Milk thistle is a member of the aster family found throughout Europe. Introduced by early colonists, it is naturalized in eastern North America and common in California. The seeds are used.
According to early Greek references, milk thistle seeds have been used to treat liver disorders for over 2,000 years. The Roman writer Pliny the Elder (A.D. 23-79), wrote that the juice of the plant mixed with honey was excellent for "carrying off bile".
Milk thistle is featured in Hildegard of Bingen's Physica, the first herbal by a woman, written about 1150 and published in 1533, and other early European herbals mention its use for liver disease. The sixteenth-century English herbalist John Gerard considered it "the best remedy that grows against all melancholy [liver] diseases," and the eighteenth-century German physician Rademacher used the seed for chronic and acute liver diseases. During the next two centuries, its use declined, but by the 1930s, interest in clinical use of milk thistle preparations for liver disease was growing again.
More than 300 studies conducted since the late 1960s provide an experimental basis for the effectiveness and safety of silymarin, the main chemical complex of milk thistle seeds, in the treatment of liver disease. Standardized seed preparations have been shown to alter the cell structure of the outer liver membrane which prevents toxic chemicals from entering and stimulates the liver's own capacity to generate new cells. Silymarin also scavenges harmful oxygen radicals in the liver, further protecting it.
German health authorities allow milk thistle preparations to be used in supportive treatment of chronic inflammatory liver disorders such as hepatitis, cirrhosis, and fatty infiltration caused by alcohol or other toxins. In addition to its well-documented curative action, silymarin can help prevent liver damage if it is taken before exposure to toxins.

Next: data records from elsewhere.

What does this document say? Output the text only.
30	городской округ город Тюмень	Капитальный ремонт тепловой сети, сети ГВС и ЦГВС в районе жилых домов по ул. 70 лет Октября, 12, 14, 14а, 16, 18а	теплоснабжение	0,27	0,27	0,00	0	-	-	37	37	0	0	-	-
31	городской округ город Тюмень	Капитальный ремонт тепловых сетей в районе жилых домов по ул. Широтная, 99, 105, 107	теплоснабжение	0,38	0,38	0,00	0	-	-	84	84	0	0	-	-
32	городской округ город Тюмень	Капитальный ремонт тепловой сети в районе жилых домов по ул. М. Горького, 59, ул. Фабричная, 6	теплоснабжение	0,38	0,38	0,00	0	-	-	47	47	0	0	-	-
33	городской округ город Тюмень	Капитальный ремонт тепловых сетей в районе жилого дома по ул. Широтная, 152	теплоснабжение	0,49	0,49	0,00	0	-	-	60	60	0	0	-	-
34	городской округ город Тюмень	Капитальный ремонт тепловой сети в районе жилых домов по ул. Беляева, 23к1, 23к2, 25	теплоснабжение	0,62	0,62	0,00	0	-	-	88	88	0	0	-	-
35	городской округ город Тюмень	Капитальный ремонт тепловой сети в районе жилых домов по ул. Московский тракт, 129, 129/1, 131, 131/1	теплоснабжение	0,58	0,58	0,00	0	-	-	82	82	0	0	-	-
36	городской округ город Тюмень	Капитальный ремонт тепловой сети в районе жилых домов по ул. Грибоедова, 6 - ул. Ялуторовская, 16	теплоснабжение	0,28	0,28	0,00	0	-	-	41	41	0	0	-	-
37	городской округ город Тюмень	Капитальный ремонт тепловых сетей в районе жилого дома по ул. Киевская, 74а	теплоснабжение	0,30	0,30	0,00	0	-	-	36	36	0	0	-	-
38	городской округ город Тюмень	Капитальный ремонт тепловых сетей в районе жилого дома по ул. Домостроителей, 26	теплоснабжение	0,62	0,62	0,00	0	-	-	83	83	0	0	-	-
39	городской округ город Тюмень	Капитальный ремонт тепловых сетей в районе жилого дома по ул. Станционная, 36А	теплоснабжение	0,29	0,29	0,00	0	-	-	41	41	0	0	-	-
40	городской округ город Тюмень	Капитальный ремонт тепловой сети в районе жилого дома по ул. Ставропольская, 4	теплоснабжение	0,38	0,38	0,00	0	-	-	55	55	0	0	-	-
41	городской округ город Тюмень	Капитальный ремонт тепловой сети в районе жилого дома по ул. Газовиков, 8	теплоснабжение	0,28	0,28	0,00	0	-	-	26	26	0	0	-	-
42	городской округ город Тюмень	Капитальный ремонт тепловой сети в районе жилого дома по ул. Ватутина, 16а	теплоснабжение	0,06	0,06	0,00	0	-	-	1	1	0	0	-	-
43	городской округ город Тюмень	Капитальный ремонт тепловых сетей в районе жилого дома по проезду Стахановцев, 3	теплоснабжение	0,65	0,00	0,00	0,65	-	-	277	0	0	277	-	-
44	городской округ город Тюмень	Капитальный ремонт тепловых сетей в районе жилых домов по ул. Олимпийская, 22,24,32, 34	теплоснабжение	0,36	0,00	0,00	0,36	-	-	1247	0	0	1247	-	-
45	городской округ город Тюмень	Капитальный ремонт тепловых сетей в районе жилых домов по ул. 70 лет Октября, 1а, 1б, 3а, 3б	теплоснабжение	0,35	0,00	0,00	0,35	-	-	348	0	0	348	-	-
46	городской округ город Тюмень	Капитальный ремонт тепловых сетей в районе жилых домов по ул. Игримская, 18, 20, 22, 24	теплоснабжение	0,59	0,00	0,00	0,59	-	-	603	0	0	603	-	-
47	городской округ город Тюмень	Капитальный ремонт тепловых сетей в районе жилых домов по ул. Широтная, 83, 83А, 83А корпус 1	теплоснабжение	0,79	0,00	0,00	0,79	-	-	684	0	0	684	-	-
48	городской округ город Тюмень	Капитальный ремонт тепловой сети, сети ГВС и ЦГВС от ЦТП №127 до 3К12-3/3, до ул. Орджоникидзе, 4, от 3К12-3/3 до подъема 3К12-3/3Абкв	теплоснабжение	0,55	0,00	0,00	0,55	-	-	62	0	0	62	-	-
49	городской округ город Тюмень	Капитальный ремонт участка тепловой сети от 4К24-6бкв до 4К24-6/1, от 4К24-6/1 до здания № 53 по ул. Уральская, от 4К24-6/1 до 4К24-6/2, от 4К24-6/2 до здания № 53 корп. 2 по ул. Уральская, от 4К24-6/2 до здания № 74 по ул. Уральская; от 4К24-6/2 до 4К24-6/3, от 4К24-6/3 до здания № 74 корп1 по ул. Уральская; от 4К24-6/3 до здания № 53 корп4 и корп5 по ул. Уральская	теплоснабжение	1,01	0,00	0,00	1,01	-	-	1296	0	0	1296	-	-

Whole and powdered seeds are available in the American market in capsules, tablets, and tinctures. To ensure predictable effects, however, preparations must be standardized to 70 to 80 percent silymarin (the active constituent).
There are no known serious side effects, contraindications, or drug interactions related to the use of milk thistle preparations. Loose stools may occur during the first few days of use. Ask alway consult your physician/doctor prior to using any herbal remedies.